Once your business is off the ground, you should be aware of the subtleties of Spanish taxation in order to maximise the benefits. Fiscal policy in Spain reduces corporate taxes to encourage new businesses so it’s worth recognising the tax benefits applicable for Spanish companies:

  • VAT repayment either monthly or quarterly (21%)
  • No wealth, inheritance or donation tax
  • No professional or apprenticeship tax
  • No Annual Lump Sum Taxation (Imposition Forfataire Annuelle – IFA)
  • Social charges of around 30.6% of gross salary and 250 Euros per month for lump-sum management
  • 25% of corporate income tax for companies whose turnover does not exceed 8 million Euros.
  • Shares may be registered or bearer (SA)
  • Possibility of a single shareholder, physical or moral (SL and SA)
  • The Spanish tax system: An interesting taxation

    Companies in Spain are subject to several types of tax, including:

    • Tax on economic activity: Spain levies a tax on economic activity which must be paid by companies, freelancers and professionals. It is payable annually for the activities of companies made in the territory of the commune..
    • Corporate tax: This is levied on any Spanish company. The government is keen to encourage foreign company production in Spain and so the laws relating to corporate tax have recently undergone some changes to make the organisation and structure simpler. The tax threshold for companies remains below that of other major European countries, with a 30% tax base at 35% on profits of the largest companies according to each sector (25% for SMEs).
    • VAT: In Spain, the added tax value is called IVA – Impuesto al Valor Añadido. There are three different rates of VAT: the standard rate (21%), the reduced rate (10%) and the super-reduced rate (4%).

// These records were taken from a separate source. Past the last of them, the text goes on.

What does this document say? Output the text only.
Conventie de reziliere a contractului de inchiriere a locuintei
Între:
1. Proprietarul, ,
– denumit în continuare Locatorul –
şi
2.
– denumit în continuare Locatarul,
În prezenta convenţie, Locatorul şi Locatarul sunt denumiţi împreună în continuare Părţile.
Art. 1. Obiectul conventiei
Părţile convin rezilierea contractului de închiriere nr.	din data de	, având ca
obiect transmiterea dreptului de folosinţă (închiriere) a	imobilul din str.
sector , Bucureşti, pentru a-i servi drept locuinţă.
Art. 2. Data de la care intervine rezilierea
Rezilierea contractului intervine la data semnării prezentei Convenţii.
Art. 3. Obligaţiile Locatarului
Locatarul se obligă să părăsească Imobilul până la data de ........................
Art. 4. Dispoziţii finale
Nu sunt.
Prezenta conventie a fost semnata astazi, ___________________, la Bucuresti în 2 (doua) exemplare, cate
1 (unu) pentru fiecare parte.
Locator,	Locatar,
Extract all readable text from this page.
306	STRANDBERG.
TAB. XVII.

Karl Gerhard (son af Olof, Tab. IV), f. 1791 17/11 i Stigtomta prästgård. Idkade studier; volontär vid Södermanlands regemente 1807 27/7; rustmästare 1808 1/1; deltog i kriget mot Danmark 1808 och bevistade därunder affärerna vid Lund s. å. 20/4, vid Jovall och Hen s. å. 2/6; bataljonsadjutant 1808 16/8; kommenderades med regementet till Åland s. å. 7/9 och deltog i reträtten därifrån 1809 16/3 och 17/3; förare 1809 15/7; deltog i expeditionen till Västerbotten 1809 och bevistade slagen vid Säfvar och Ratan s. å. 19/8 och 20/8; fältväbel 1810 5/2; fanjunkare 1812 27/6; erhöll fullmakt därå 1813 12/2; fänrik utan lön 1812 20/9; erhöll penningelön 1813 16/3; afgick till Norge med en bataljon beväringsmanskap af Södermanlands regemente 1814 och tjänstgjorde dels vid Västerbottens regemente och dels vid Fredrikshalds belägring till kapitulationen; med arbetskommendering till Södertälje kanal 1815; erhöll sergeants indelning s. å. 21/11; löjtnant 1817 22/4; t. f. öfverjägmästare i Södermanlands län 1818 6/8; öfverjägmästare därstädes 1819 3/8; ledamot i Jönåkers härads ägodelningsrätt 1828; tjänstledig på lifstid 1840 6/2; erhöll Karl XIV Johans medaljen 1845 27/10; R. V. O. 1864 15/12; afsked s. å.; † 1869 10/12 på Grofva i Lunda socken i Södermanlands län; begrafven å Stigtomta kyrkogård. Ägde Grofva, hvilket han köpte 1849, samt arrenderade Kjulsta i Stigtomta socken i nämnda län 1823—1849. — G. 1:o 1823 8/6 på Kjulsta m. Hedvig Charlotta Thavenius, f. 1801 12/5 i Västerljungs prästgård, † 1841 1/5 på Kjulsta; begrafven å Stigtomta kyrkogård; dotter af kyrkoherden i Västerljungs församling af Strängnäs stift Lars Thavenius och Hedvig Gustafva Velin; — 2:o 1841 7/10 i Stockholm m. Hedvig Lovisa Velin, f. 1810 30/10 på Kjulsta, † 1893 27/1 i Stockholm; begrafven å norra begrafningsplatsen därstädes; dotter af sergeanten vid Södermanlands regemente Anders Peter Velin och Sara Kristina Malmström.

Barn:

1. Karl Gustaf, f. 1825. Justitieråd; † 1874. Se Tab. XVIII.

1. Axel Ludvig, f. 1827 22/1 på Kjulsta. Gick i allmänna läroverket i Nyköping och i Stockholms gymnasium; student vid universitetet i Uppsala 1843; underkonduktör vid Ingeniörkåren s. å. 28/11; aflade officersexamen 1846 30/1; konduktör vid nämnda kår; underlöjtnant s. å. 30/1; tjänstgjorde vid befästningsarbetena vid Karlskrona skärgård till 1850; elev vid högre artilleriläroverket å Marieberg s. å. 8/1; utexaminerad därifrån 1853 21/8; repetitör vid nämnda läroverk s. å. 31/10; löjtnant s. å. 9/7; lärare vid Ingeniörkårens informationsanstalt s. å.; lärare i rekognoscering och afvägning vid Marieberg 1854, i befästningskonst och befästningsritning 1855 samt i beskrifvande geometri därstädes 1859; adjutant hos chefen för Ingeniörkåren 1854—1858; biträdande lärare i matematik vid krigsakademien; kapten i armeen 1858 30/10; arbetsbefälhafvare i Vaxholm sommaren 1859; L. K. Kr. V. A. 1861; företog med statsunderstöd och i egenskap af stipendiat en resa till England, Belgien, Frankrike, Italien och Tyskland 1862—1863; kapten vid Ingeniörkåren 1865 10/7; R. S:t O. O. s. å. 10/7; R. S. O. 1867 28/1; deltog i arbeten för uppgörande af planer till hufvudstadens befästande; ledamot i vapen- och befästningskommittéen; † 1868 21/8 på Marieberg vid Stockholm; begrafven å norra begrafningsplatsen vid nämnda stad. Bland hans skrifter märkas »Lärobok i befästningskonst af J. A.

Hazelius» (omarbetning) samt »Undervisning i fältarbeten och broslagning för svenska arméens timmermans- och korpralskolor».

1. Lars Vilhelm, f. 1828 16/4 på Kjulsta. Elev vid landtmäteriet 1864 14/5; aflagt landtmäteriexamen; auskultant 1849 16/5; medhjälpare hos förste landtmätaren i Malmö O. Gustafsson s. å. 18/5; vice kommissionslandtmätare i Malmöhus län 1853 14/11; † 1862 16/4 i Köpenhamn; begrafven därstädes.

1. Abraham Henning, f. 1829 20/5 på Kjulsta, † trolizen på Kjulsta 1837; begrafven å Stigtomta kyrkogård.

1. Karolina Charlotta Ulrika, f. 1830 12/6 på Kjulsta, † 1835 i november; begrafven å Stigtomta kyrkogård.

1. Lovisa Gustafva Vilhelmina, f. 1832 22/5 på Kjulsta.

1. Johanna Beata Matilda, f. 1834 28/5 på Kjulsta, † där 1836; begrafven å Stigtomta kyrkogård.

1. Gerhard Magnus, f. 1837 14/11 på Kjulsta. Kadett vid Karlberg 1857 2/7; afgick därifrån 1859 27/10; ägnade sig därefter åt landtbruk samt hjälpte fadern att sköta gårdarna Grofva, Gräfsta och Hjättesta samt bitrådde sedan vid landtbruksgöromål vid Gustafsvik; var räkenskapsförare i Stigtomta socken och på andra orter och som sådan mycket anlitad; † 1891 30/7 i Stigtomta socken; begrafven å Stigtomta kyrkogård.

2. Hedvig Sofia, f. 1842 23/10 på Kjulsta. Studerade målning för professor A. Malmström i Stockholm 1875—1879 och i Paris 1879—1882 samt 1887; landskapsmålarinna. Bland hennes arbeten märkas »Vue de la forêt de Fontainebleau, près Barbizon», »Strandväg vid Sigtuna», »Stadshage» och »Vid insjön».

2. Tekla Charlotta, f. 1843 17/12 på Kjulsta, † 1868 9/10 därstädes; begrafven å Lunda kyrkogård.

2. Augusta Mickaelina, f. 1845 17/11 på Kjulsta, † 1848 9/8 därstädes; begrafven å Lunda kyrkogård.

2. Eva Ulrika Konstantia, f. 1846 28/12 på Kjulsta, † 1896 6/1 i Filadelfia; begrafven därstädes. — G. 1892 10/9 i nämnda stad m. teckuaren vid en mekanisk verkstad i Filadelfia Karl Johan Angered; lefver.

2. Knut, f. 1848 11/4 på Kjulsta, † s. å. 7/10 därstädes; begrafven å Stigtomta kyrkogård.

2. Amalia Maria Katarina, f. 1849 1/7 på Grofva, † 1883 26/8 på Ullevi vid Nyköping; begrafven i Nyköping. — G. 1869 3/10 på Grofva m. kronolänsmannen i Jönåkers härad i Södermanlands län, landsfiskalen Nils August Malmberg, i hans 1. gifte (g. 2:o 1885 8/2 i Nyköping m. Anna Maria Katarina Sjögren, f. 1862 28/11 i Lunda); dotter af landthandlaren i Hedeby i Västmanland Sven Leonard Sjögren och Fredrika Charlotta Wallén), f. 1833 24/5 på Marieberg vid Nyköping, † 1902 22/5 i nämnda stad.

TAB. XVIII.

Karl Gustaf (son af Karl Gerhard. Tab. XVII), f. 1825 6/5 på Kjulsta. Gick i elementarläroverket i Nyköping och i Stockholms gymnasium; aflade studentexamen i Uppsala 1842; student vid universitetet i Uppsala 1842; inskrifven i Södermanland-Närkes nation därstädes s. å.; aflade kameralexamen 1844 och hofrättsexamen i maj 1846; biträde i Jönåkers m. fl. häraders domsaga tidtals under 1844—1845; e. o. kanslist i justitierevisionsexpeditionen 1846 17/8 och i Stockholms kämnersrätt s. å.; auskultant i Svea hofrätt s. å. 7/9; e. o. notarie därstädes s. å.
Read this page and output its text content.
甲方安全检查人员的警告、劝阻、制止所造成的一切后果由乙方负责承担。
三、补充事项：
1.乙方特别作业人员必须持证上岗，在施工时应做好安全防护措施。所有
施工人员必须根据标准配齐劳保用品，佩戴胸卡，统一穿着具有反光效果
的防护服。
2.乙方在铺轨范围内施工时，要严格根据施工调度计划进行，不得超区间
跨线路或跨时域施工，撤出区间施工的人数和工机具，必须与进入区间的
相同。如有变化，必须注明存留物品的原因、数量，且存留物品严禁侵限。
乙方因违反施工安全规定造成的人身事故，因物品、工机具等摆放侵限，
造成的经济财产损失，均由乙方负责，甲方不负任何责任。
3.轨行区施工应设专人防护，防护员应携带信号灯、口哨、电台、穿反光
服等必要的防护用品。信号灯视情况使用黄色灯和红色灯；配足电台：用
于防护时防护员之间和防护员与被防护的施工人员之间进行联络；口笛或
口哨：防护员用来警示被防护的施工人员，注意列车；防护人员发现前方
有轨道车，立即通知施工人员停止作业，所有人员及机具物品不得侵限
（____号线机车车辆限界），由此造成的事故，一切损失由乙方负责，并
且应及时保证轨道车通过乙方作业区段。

    Spanish contribution scheme

    Every person working in a company whether they are an employee or an employer is required to contribute. In contrast to this, work accident and occupational illness insurance is solely at the employer’s expense. He is also responsible for the payment of employer and employee contributions. Various taxes are added to employer and employee contributions such as tax on personal income (IRPF) and charges on the manager’s salary.

    • In terms of these charges on the manager’s salary, in Spain they are fixed and range between 177.94 Euros and 255.86 Euros.
    • As for social contributions, in Spain an employee pays just 6.25%.
    • And the employer’s social charges, one employer for each employee in the company will pay a tax of 30.6%.
    • Spanish income tax varies between 24 and 52% and is deducted directly from the source of each person´s gross salary.